A soja 2026/27 começa a entrar no radar dos produtores de Mato Grosso do Sul antes mesmo do encerramento da segunda safra de milho. Com 63,9% da área monitorada de milho já colhida, segundo dados divulgados pela Aprosoja/MS, ocorrências registradas na entressafra e problemas observados nos últimos ciclos ajudam a definir os principais pontos de atenção para o novo cultivo.
O cenário foi discutido durante o Evento Consultor Mato Grosso do Sul, promovido pela ADAMA em Campo Grande. O encontro reuniu consultores que atuam no Estado e pesquisadores para tratar de desafios relacionados à transição entre as culturas, com destaque para o controle da buva, o comportamento de pragas e doenças, a resistência, a intensificação dos sistemas produtivos e a influência do clima nas decisões do campo.
Entre os alertas está a presença de buva nas áreas monitoradas durante o avanço das operações de dessecação.

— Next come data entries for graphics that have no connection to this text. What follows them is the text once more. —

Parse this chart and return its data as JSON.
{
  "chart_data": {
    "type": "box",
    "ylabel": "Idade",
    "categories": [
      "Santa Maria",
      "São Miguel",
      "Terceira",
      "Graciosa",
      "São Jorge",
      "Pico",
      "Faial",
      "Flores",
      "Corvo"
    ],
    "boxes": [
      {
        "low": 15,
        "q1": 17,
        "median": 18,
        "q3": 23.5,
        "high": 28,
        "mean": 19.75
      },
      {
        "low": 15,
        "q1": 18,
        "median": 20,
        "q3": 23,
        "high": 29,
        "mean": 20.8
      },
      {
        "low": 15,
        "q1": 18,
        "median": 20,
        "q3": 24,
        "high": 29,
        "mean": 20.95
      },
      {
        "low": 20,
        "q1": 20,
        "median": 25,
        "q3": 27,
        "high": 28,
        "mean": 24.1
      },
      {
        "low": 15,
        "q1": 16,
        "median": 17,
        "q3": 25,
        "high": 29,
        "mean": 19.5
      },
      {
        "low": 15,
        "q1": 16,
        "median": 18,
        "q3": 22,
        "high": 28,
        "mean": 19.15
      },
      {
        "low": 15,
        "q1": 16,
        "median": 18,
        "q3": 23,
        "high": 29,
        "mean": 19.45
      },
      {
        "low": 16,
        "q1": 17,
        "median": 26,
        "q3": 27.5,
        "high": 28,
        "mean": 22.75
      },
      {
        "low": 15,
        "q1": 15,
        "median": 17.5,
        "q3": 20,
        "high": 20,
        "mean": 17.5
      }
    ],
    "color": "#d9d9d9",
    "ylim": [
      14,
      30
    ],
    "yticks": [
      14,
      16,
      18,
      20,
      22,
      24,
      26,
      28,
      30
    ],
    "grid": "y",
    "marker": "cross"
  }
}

Levantamento do SIGA-MS apontou ocorrência elevada da planta daninha, enquanto consultores e especialistas também chamaram atenção para populações de percevejo-marrom e para o aumento da incidência de cercospora no final do ciclo da soja nas últimas temporadas.
“É importante considerar o que cada área mostrou anteriormente e o que está acontecendo nela agora. Mato Grosso do Sul está em uma zona de transição climática, característica que interfere na dinâmica de pragas, doenças e plantas daninhas. Essas informações ajudam a direcionar melhor as decisões agronômicas”, afirma Rubia Bovo, engenheira agrônoma de Desenvolvimento de Mercado da ADAMA.

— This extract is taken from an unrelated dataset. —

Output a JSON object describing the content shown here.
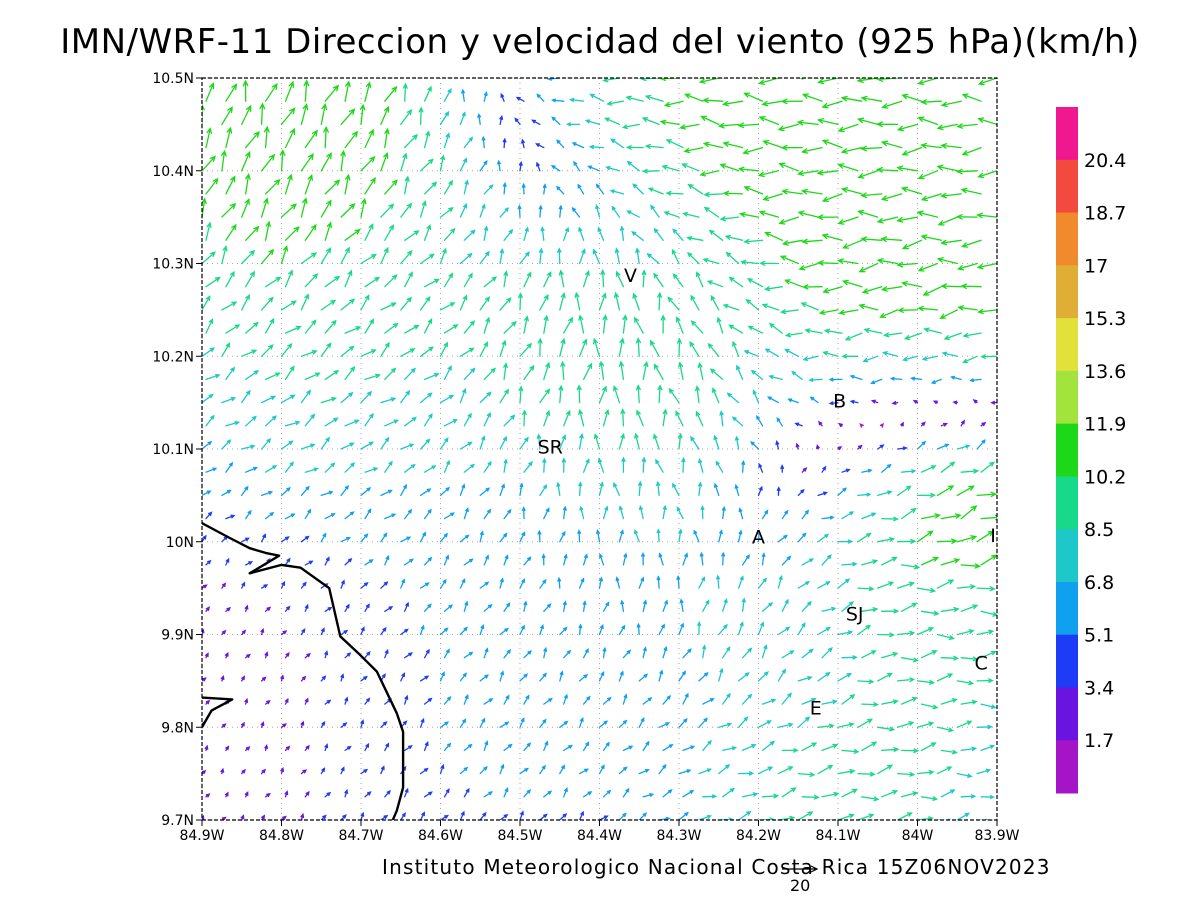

No caso da buva, o planejamento começa antes da semeadura, com atenção à dessecação e ao uso de estratégias de pré-emergência para espécies de difícil controle. O monitoramento e o momento das intervenções também foram destacados nas discussões, considerando o comportamento de pragas e doenças observado nos últimos anos.
A resistência aos produtos utilizados no manejo também entra na preparação para a próxima safra. A sucessão intensa de culturas e as janelas operacionais mais curtas aumentam a complexidade das decisões, especialmente em grandes propriedades, onde a realização das operações no período adequado interfere no resultado agronômico.
Outro ponto de preocupação é o uso repetitivo das mesmas moléculas para o controle de diferentes alvos. Segundo as discussões realizadas no evento, essa prática favorece a seleção de populações resistentes e reforça a necessidade de estratégias mais integradas no manejo.
O consórcio de milho com braquiária também foi abordado como uma prática capaz de contribuir para o sistema produtivo. Amplamente utilizado em Mato Grosso do Sul, o modelo amplia a cobertura do solo, contribui para sua estrutura e auxilia no controle de espécies daninhas.
A prática também pode favorecer maior resiliência em regiões sujeitas a períodos de veranico. Dessa forma, o manejo da cobertura passa a integrar as estratégias discutidas para a preparação das áreas para o próximo ciclo.
As condições climáticas completam o cenário de atenção para a soja 2026/27. Com a influência do El Niño sobre o ciclo, acompanhar as condições de cada região e ajustar as decisões durante o desenvolvimento das lavouras ganha importância no planejamento agronômico.
Para a ADAMA, reunir consultores neste momento permite aproximar as informações observadas nas diferentes regiões da realidade de cada propriedade.
“Mato Grosso do Sul tem importância relevante para a produção brasileira e, ao mesmo tempo, uma realidade agronômica bastante particular. O evento permite discutir o que está sendo observado no campo, trocar informações com pesquisadores e transformar esse conhecimento regional em decisões mais assertivas”, afirma Rafael Mancini, gerente de Desenvolvimento de Mercado da ADAMA.
A proposta discutida no encontro é utilizar as informações acumuladas ao longo dos ciclos para antecipar decisões e direcionar o manejo conforme as características de cada área.
“Quando conectamos o histórico da área, o cenário atual e as condições esperadas para os próximos meses, ampliamos a capacidade de planejar antes que o problema esteja instalado”, conclui Mancini.